Gli studenti del Furinkan ripresero ad applaudirlo. Si guardò intorno. Scorse tutti quelli che conosceva. Anche Yuka e Sayuri, le quali si erano molto avvicinate a lui con gli occhi sfavillanti di ammirazione – nulla da dire, il suo fascino colpiva sempre, in qualunque realtà. Tutti quelli che conosceva. Tranne…

“Cerchi mia sorella? Lei si trova ancora dentro e vi rimarrà parte del pomeriggio, è il suo turno di fare le pulizie.”

Ma che diamine! Gli aveva fatto prendere un bel colpo. Pure lei si dilettava a leggergli nel pensiero, ora?! Era veramente così prevedibile, come gli aveva detto Shingo?… Dopo qualche istante di balbettamenti vari, si ricordò che era giunto al Furinkan apposta per incontrare lei. E non Akane. Per quanto, non riuscì a non volgere lo sguardo, per una frazione infinitesimale di secondo, verso la finestra che dava alla loro aula.
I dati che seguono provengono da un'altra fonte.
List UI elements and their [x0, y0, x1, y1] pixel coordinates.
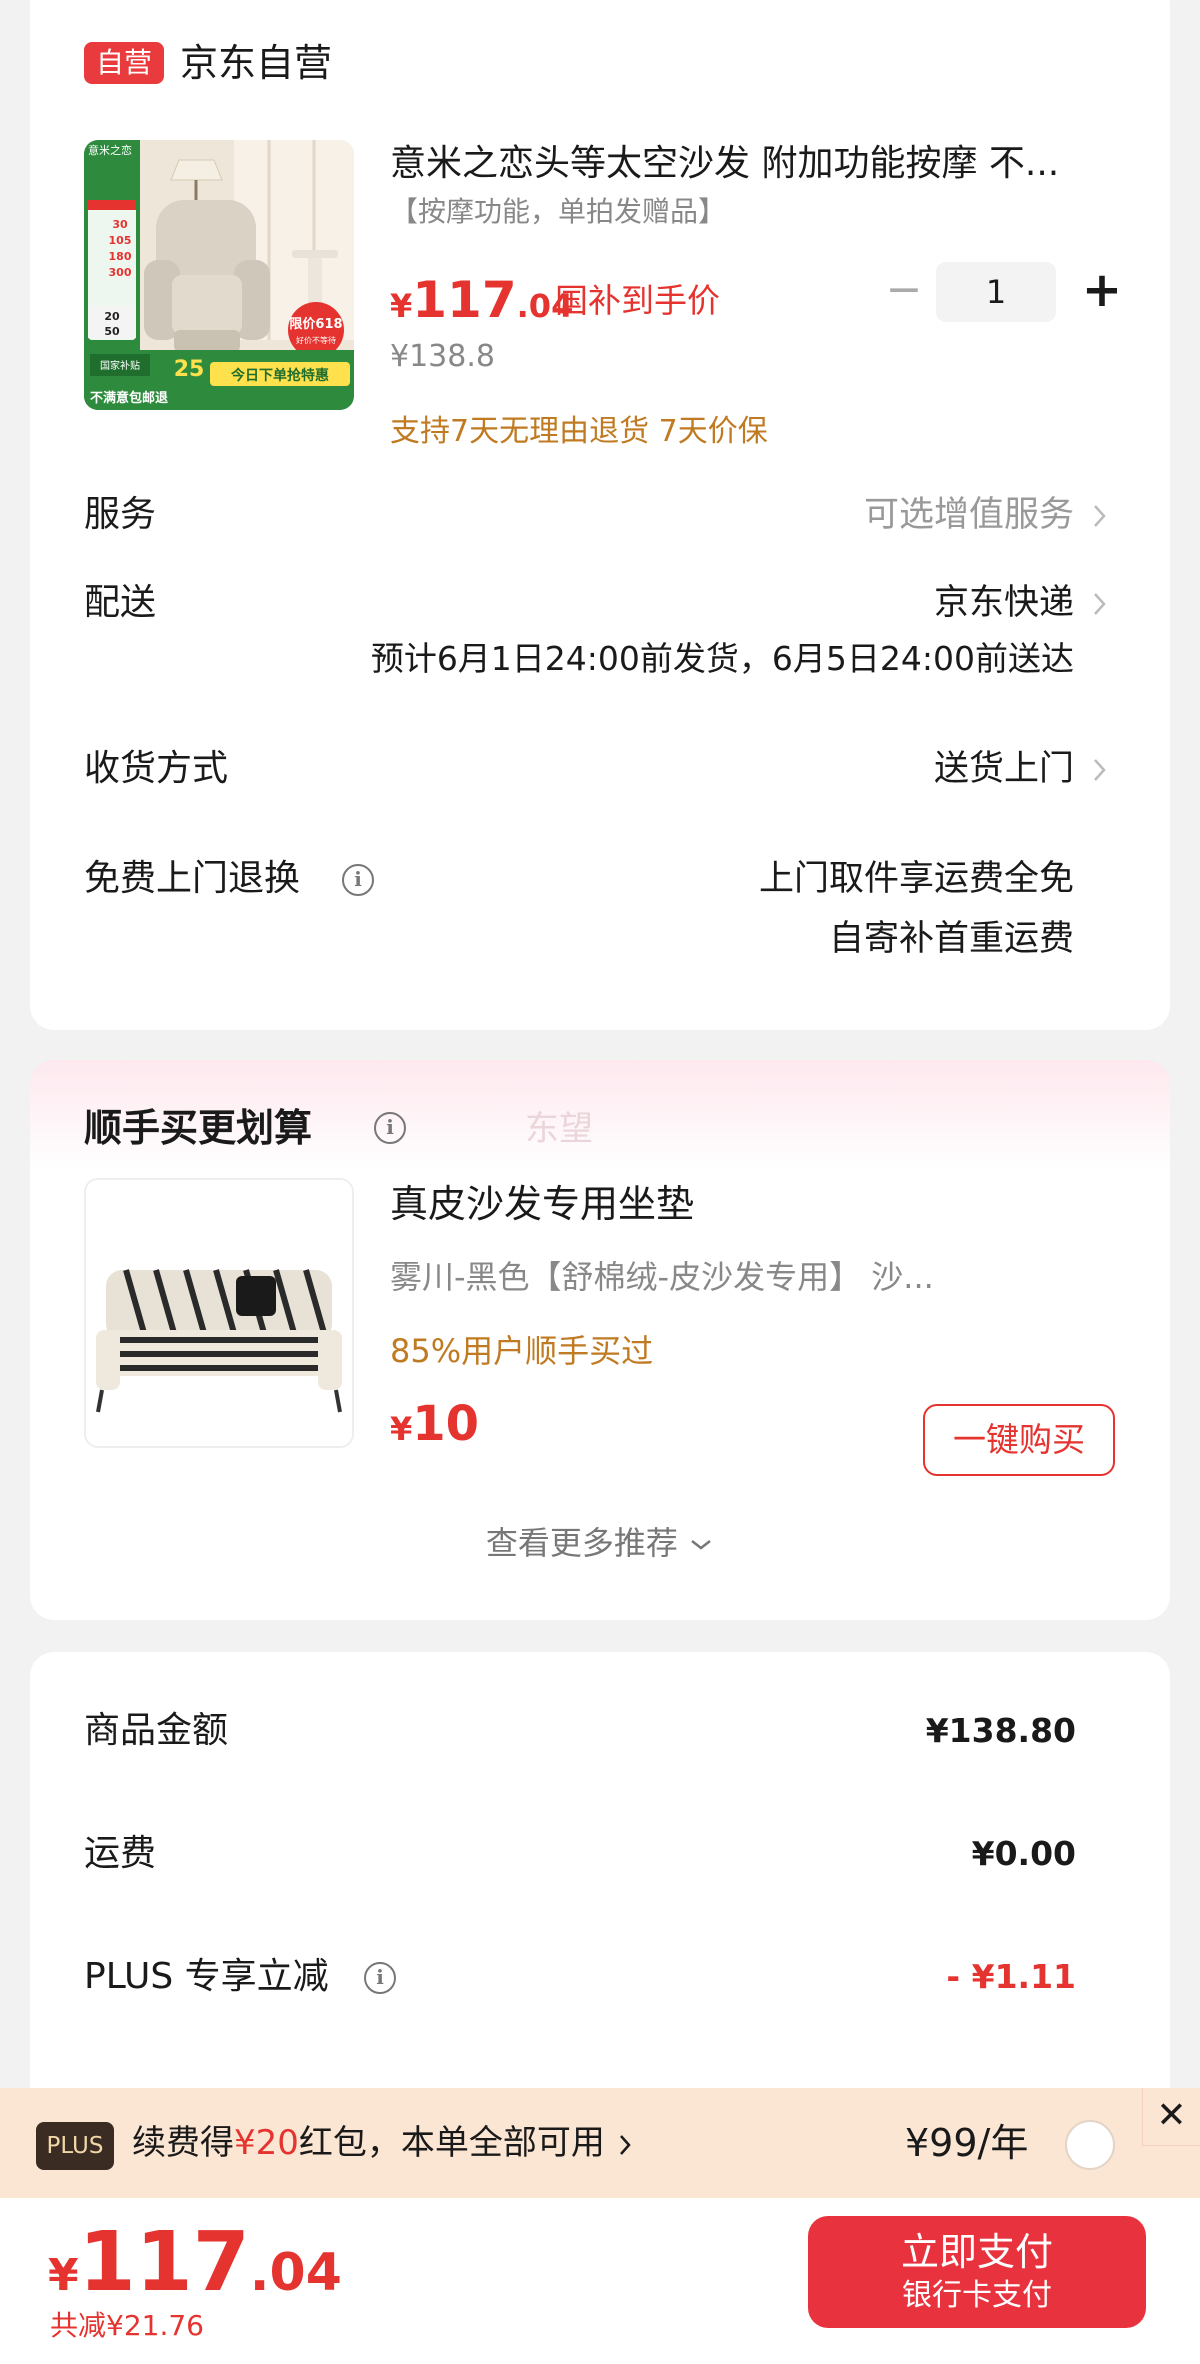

“A dire il vero” si ricompose. “Cercavo proprio te, Nabiki Tendo.”

La ragazza non si sbalordì affatto. Non si aspettava che quel forestiero conoscesse il proprio nome, ma ciò dopotutto non poteva significare altro se non il fatto che la sua fama stava estendendosi velocemente e ben oltre i confini di Nerima. Molti la cercavano. Anche se, dopo quell’incidente

Furono interrotti dal ruotare vorticoso di un nastro da ginnastica ritmica.

Che lanciava per tutto il cortile petali di rosa nera.
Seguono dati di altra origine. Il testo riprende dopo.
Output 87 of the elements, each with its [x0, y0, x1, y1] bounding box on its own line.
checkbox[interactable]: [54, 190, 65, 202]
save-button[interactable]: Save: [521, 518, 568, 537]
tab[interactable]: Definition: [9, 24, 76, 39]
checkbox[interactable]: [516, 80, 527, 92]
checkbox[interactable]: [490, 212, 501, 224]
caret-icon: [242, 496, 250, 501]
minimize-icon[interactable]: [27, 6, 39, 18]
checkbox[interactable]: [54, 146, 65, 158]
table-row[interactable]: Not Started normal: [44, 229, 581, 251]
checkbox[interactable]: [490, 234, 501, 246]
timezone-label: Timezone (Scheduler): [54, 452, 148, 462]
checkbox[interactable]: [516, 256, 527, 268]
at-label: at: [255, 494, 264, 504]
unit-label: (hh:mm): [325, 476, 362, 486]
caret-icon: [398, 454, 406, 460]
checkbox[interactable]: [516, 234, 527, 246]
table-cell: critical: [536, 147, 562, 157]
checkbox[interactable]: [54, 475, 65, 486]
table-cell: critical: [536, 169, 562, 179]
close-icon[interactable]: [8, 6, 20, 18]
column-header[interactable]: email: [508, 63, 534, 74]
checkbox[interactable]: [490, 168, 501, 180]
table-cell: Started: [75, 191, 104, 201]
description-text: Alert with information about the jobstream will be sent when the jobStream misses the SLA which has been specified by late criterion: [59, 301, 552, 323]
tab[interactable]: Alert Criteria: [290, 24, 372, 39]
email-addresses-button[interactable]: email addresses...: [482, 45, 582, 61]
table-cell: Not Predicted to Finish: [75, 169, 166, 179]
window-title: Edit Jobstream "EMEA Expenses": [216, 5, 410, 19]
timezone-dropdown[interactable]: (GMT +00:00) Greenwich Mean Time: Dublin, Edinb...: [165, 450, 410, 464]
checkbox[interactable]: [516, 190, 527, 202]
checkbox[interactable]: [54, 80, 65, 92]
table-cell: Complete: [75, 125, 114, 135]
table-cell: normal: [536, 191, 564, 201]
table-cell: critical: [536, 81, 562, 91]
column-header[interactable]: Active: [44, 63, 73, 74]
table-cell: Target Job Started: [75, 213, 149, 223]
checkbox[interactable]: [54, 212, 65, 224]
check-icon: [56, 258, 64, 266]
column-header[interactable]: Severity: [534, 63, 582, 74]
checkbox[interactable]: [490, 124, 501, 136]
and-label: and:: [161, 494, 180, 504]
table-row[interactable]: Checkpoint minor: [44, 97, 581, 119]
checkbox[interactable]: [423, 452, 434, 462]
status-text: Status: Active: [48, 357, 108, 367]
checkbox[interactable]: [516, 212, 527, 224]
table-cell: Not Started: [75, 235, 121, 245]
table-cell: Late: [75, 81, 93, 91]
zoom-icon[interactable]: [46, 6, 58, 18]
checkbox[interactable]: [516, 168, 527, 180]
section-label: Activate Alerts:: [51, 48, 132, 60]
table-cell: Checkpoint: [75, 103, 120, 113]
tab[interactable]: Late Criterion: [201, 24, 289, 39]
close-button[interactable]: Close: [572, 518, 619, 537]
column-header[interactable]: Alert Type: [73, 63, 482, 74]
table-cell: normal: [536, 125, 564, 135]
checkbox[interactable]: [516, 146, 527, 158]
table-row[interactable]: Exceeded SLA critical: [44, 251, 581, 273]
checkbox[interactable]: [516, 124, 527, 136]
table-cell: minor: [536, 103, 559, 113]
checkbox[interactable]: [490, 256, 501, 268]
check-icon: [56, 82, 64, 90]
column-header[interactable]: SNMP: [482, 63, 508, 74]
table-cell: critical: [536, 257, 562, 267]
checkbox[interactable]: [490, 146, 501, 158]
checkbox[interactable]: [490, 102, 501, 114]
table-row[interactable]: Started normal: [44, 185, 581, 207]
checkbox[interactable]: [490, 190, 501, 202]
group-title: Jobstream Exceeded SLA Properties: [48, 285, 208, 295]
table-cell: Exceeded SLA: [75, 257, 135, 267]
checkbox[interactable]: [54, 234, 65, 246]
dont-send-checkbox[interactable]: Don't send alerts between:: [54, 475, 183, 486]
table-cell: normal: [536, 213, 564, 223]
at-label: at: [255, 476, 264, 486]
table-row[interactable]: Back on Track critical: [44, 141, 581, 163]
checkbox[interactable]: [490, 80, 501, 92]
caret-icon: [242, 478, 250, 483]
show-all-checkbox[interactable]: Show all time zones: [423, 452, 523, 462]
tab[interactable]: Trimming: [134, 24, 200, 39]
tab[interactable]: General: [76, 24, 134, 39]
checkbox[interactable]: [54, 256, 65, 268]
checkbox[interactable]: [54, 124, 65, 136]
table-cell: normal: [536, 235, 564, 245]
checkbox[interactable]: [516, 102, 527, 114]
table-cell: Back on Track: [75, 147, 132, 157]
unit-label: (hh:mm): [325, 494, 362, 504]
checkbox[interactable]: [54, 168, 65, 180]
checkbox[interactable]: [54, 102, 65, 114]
Ed una pazza con indosso la divisa dell’istituto superiore femminile Saint Hebereke piroettava allegramente per la scuola.

“Uffa! Ecco che ci risiamo!” mormorò rassegnata Yuka.
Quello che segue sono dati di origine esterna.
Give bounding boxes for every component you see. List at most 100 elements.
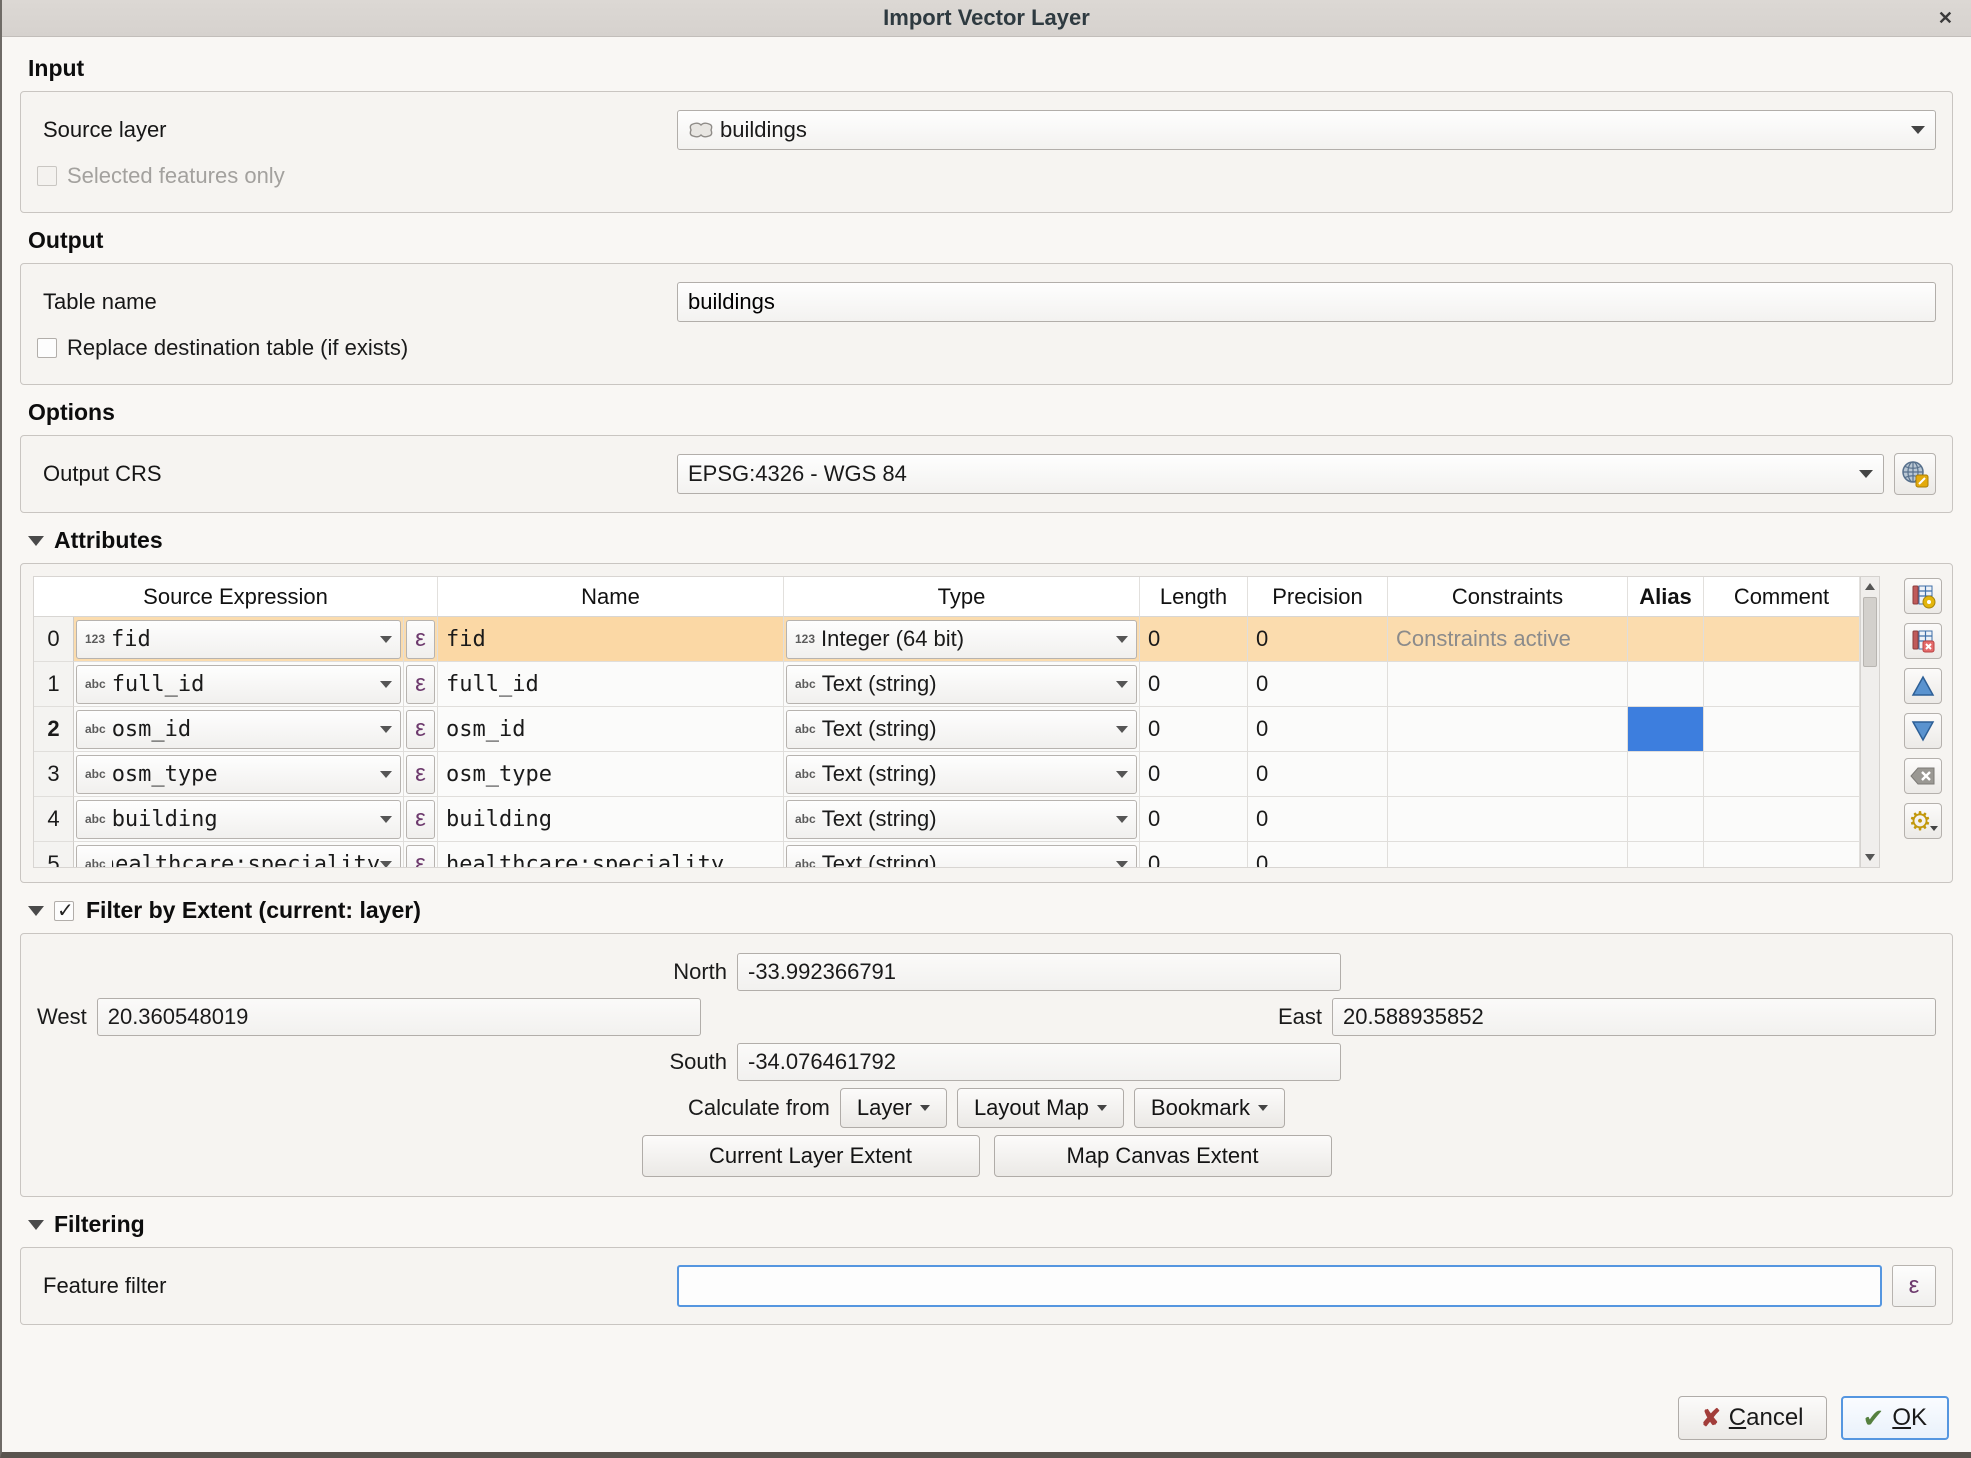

“Oh oh oh oh oh oh! Gli studenti compiono il loro dovere quotidiano, consci e fieri della loro ignavia” civettava una voce stridula ben nota. “Ma eccomi, quale imprevisto momento di caos atto a rendere eccitanti le loro squallide esistenze, raggio di luce teso a squarciare le nubi grigie che ottenebrano le loro insulse vicissitudini.”

Detto questo, ricominciò a saltellare stupidamente da una parte all’altra della scuola, lanciando vapori paralizzanti contro degli impotenti liceali.

“Cosa vuol dire?!” domandò Ranma.

“Quella che vedi” spiegò Sayuri “è Kodachi Kuno, detta la Rosa Nera: viene qui ogni giorno alla fine delle lezioni, per celebrare la sua grande vittoria nei confronti della nostra scuola: nel torneo di ginnastica ritmica marziale che si è tenuto più di un anno fa. Contro la nostra rappresentante, Akane Tendo.”


¹ “Waga ro-zu aka-ne” tradotto suona “la mia rosa rossa”. Ma mi sono permesso di giocare sul doppio senso della parola “akane” (sia nome proprio di persona, sia traduzione della parola “rosso”).